Antoine Chambaz (MAP5, Université Paris Descartes, Paris)
Title: Targeted Machine Learning: how we can use machine learning for causal inference
Abstract: Coined by Mark van der Laan and Dan Rubin in 2006, targeted learning is a general approach to learning from data that reconciles machine learning and statistical inference. On the one hand, "machine learning" refers to the estimation of infinite-dimensional features of the law of the data, P, for instance a regression function. Machine learning algorithms are versatile, and produce (possibly highly) data-adaptive estimators. Driven by the need to make accurate predictions, they do not care so much about the assessment of prediction uncertainty. On the other hand, "statistical inference" refers to the estimation of finite-dimensional parameters of P, for instance a measure of association with a causal interpretation. It focuses on the construction of confidence regions or the development of hypotheses tests.
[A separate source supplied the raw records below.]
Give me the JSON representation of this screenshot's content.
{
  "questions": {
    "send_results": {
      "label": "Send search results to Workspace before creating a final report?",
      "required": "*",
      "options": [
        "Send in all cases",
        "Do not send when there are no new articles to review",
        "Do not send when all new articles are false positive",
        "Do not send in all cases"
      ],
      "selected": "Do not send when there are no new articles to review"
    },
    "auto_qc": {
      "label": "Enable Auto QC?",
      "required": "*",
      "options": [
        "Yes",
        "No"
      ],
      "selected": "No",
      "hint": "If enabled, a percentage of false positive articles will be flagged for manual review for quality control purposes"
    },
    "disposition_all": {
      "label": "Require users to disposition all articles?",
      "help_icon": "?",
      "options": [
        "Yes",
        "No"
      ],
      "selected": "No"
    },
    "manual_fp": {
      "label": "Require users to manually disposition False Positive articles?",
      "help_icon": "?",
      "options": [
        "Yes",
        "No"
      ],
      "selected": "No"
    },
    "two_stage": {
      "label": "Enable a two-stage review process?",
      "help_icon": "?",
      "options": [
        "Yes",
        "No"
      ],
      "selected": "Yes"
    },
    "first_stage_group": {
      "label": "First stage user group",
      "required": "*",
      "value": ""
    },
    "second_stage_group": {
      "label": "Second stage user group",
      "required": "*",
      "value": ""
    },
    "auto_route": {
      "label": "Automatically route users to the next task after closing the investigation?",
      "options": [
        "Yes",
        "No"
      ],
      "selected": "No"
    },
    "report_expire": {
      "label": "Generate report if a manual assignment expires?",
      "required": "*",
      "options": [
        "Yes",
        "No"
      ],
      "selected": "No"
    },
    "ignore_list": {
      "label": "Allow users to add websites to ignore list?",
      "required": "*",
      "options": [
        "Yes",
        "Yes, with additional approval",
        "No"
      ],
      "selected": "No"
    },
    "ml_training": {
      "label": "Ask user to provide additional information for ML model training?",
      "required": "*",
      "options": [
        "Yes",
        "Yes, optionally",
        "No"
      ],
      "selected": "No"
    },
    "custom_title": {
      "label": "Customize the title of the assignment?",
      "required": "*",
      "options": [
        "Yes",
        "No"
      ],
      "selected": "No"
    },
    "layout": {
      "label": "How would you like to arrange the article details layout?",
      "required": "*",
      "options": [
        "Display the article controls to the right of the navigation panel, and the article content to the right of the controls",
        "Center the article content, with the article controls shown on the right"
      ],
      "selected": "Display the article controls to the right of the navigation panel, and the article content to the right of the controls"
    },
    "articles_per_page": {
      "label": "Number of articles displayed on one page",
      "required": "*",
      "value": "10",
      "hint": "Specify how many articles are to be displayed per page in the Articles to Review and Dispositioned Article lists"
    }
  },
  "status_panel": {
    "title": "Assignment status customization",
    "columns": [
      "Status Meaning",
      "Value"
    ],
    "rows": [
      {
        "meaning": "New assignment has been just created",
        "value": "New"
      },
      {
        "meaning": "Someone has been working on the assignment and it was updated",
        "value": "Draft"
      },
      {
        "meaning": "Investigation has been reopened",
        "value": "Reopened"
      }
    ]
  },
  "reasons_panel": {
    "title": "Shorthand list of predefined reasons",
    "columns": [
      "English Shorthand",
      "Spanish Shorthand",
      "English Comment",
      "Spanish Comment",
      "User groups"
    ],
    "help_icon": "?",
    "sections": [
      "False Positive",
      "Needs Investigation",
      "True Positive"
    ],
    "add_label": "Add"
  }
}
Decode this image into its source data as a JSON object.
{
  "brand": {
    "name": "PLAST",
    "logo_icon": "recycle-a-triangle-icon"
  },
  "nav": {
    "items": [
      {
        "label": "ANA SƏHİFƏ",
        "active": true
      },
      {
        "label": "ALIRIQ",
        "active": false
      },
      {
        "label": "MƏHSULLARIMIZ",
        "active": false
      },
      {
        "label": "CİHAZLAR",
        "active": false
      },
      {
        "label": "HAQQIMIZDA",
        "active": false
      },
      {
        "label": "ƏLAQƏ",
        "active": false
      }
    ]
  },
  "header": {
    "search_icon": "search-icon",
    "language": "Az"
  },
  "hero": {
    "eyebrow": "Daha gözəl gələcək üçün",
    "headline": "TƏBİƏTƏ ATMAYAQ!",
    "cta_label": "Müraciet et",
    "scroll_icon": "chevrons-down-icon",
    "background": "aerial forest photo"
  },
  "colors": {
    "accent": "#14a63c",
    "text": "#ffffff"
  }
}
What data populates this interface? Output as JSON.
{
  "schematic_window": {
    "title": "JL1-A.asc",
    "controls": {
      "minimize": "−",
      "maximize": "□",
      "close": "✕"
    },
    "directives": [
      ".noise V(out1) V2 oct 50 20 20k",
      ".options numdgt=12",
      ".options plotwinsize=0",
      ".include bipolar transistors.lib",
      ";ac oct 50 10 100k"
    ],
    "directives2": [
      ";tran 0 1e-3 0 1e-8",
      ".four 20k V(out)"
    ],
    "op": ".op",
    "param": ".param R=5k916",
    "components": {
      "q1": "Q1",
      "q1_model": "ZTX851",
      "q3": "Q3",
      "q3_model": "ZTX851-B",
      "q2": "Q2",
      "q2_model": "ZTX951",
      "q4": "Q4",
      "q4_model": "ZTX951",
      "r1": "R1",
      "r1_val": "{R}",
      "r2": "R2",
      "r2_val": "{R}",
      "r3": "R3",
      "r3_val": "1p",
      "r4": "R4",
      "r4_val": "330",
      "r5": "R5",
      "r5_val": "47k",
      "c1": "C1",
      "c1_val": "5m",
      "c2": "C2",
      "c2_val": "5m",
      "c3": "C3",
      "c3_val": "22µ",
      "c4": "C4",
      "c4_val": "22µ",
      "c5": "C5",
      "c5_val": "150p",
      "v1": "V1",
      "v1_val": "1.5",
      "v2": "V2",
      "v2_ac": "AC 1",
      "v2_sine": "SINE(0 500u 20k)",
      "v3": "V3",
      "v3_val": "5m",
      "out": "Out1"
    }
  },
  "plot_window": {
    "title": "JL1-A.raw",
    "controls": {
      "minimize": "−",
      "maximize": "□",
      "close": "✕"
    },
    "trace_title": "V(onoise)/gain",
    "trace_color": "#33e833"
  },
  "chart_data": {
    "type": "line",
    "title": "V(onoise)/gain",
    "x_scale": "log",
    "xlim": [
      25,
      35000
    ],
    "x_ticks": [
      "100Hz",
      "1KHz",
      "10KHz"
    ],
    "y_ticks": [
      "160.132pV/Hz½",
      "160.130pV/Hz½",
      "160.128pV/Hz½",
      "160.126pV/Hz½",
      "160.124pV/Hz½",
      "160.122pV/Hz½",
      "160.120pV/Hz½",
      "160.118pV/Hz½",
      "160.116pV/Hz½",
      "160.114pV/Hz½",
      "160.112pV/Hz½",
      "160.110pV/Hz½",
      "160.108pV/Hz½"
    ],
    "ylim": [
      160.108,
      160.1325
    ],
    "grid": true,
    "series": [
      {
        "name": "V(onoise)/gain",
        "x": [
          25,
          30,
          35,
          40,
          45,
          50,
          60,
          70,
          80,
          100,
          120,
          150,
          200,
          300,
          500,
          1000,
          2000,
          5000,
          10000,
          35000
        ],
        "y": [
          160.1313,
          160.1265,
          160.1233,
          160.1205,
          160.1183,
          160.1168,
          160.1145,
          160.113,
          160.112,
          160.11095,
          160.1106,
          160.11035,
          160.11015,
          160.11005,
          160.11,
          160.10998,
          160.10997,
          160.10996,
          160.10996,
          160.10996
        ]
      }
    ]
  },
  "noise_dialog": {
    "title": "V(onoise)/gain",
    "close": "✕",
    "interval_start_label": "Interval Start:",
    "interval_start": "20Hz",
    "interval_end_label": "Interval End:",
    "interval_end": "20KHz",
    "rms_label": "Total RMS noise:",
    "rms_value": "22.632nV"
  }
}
Emphasis is placed on robustness (guaranteeing that one goes to the truth even under mild and reasonable assumptions on P), efficiency (trying to draw as much information from the data as possible), and controlling the asymptotic levels or type I errors.
Targeted learning has been applied and studied in a great variety of contexts. Its analysis is framed in the theory of inference based on semiparametric models.
We will illustrate how targeted learning unfolds in examples from causal analysis.